Later we meet with Samart Sreinkit, a 32-year-old manager with one of Thailand's largest shrimp producers. He works at a corporate experimental farm where he's trying to develop safer, more environmentally friendly, antibiotic- and pesticide-free approaches to shrimp farming. Through Chuenpagdee, he tells me that it's hard to bring in these reforms now, because markets are uncertain and many farmers are quitting the business, leaving their ponds fallow because they can't make enough money.

But the market may yet force that change. "Eighty percent of the pesticide and antibiotic companies in Thailand are out of business now," says Chalor Limsuwan, Ph.D., a shrimp pathologist at Bangkok's Kasetsart University. "Why? You have to satisfy the customers, and the customers don't want residues. So farmers learn to avoid the chemicals." Thailand has been burned by contamination scandals in the past, and the government has instituted a series of "best practices"—and export permits—designed to reduce chemical contamination.

Even if Thailand is able to turn its shrimp industry around, there's a new problem lurking in the background that could stymie its efforts and further endanger consumers in the United States: Shrimp are now being imported into Thailand from Burma, Cambodia and Vietnam—countries that rate far lower than Thailand on the safety and quality scale. The shrimp are purchased at much lower prices than what the Thai farmers are usually paid. They're processed here and sent abroad, labeled as products of Thailand.

Pulling into port

This is an alarming revelation, and though I love shrimp, I leave Thailand distinctly queasy about the idea of eating the little crustaceans. But I want to see the production process through to the end. So back home in San Francisco, I find a bag of frozen Pacific whites—raised, processed and packaged in Thailand.

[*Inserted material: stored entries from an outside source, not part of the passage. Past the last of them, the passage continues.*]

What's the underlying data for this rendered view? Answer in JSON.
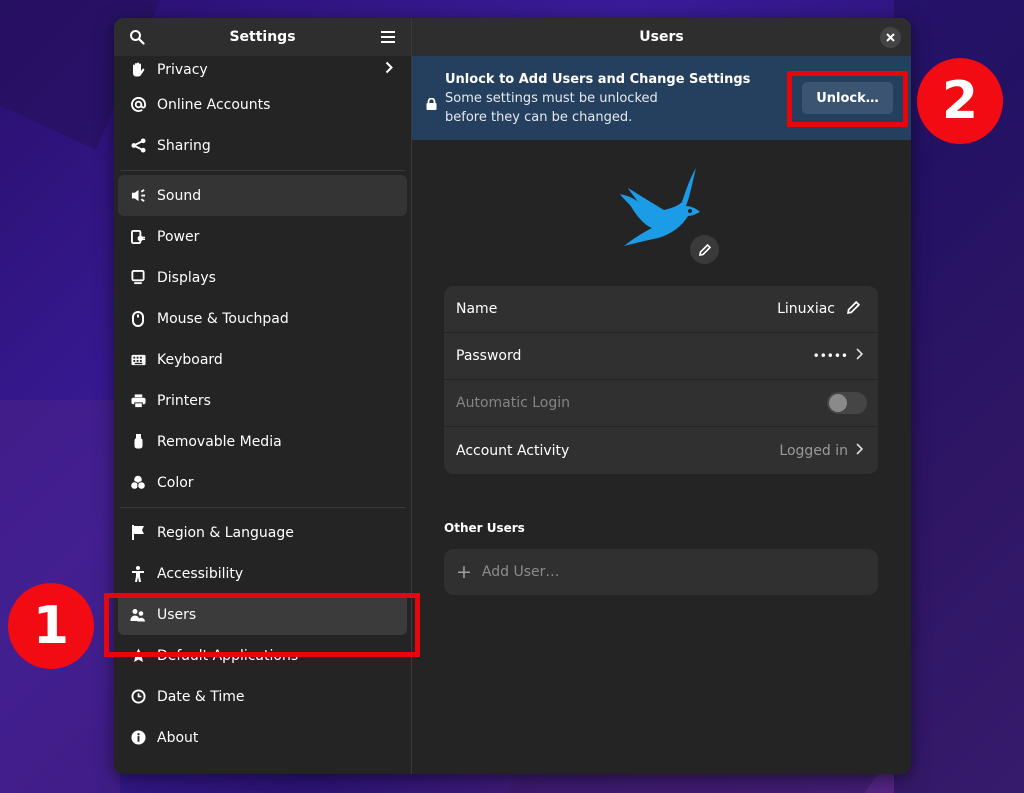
{
  "sidebar": {
    "title": "Settings",
    "items": [
      {
        "label": "Privacy",
        "icon": "hand-icon",
        "has_chevron": true
      },
      {
        "label": "Online Accounts",
        "icon": "at-icon"
      },
      {
        "label": "Sharing",
        "icon": "share-icon"
      },
      {
        "label": "Sound",
        "icon": "speaker-icon"
      },
      {
        "label": "Power",
        "icon": "power-plug-icon"
      },
      {
        "label": "Displays",
        "icon": "display-icon"
      },
      {
        "label": "Mouse & Touchpad",
        "icon": "mouse-icon"
      },
      {
        "label": "Keyboard",
        "icon": "keyboard-icon"
      },
      {
        "label": "Printers",
        "icon": "printer-icon"
      },
      {
        "label": "Removable Media",
        "icon": "usb-drive-icon"
      },
      {
        "label": "Color",
        "icon": "color-icon"
      },
      {
        "label": "Region & Language",
        "icon": "flag-icon"
      },
      {
        "label": "Accessibility",
        "icon": "accessibility-icon"
      },
      {
        "label": "Users",
        "icon": "users-icon",
        "active": true
      },
      {
        "label": "Default Applications",
        "icon": "star-icon"
      },
      {
        "label": "Date & Time",
        "icon": "clock-icon"
      },
      {
        "label": "About",
        "icon": "info-icon"
      }
    ]
  },
  "main": {
    "title": "Users",
    "banner": {
      "title": "Unlock to Add Users and Change Settings",
      "line1": "Some settings must be unlocked",
      "line2": "before they can be changed.",
      "button": "Unlock…"
    },
    "account": {
      "rows": [
        {
          "label": "Name",
          "value": "Linuxiac"
        },
        {
          "label": "Password",
          "value": "•••••"
        },
        {
          "label": "Automatic Login",
          "value": "off"
        },
        {
          "label": "Account Activity",
          "value": "Logged in"
        }
      ]
    },
    "other_users": {
      "heading": "Other Users",
      "add_label": "Add User…"
    }
  },
  "annotations": {
    "step1": "1",
    "step2": "2"
  },
  "colors": {
    "accent_banner": "#25405f",
    "highlight": "#e8060d",
    "avatar_blue": "#1c9be6"
  }
}
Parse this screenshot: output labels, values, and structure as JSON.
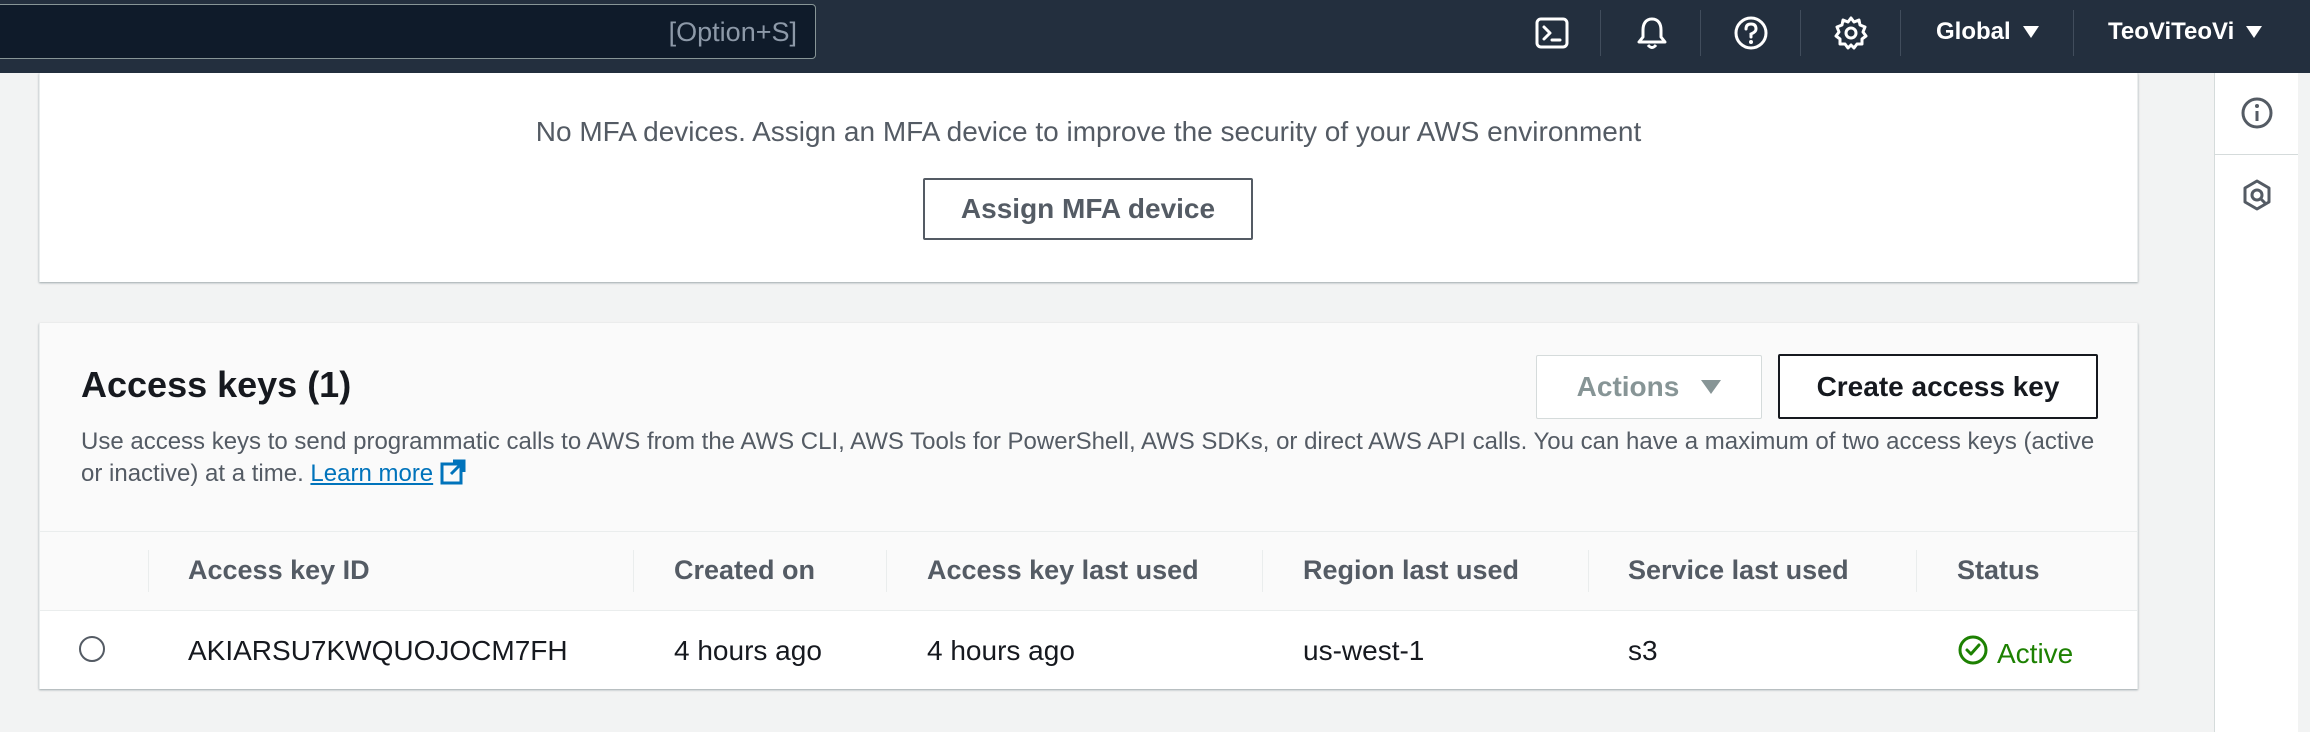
{
  "topbar": {
    "search_shortcut": "[Option+S]",
    "icons": [
      "cloudshell-icon",
      "bell-icon",
      "help-icon",
      "gear-icon"
    ],
    "region": "Global",
    "account": "TeoViTeoVi"
  },
  "mfa": {
    "message": "No MFA devices. Assign an MFA device to improve the security of your AWS environment",
    "assign_button": "Assign MFA device"
  },
  "access_keys": {
    "title": "Access keys (1)",
    "actions_button": "Actions",
    "create_button": "Create access key",
    "description": "Use access keys to send programmatic calls to AWS from the AWS CLI, AWS Tools for PowerShell, AWS SDKs, or direct AWS API calls. You can have a maximum of two access keys (active or inactive) at a time.",
    "learn_more": "Learn more",
    "columns": {
      "key_id": "Access key ID",
      "created_on": "Created on",
      "last_used": "Access key last used",
      "region": "Region last used",
      "service": "Service last used",
      "status": "Status"
    },
    "rows": [
      {
        "key_id": "AKIARSU7KWQUOJOCM7FH",
        "created_on": "4 hours ago",
        "last_used": "4 hours ago",
        "region": "us-west-1",
        "service": "s3",
        "status": "Active"
      }
    ]
  },
  "colors": {
    "nav_bg": "#232f3e",
    "link": "#0073bb",
    "status_active": "#1d8102"
  }
}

Pacific white shrimp have little color until they're cooked, but they're still beautiful—long, plump and frozen in a water glaze. Twenty-eight to the 1-pound bag, deheaded and deveined. They're flaccid, of course—as any frozen shrimp is, once it thaws—but still firm enough to hold together on a bamboo spit. And they are delicious barbecued. Not as good as the best Pacific Coast spot prawn I've had, but helped along by a ginger-tamari marinade and a hint of cocktail sauce. My wife and I demolish the bag.

But I find myself squeamish in a way I almost never am with other food. I think of what this shrimp might have ingested and carried around the world from those filthy ponds. It's not that every shrimp dinner emerged from a toxic mud pit. It's that I don't know which ones might have.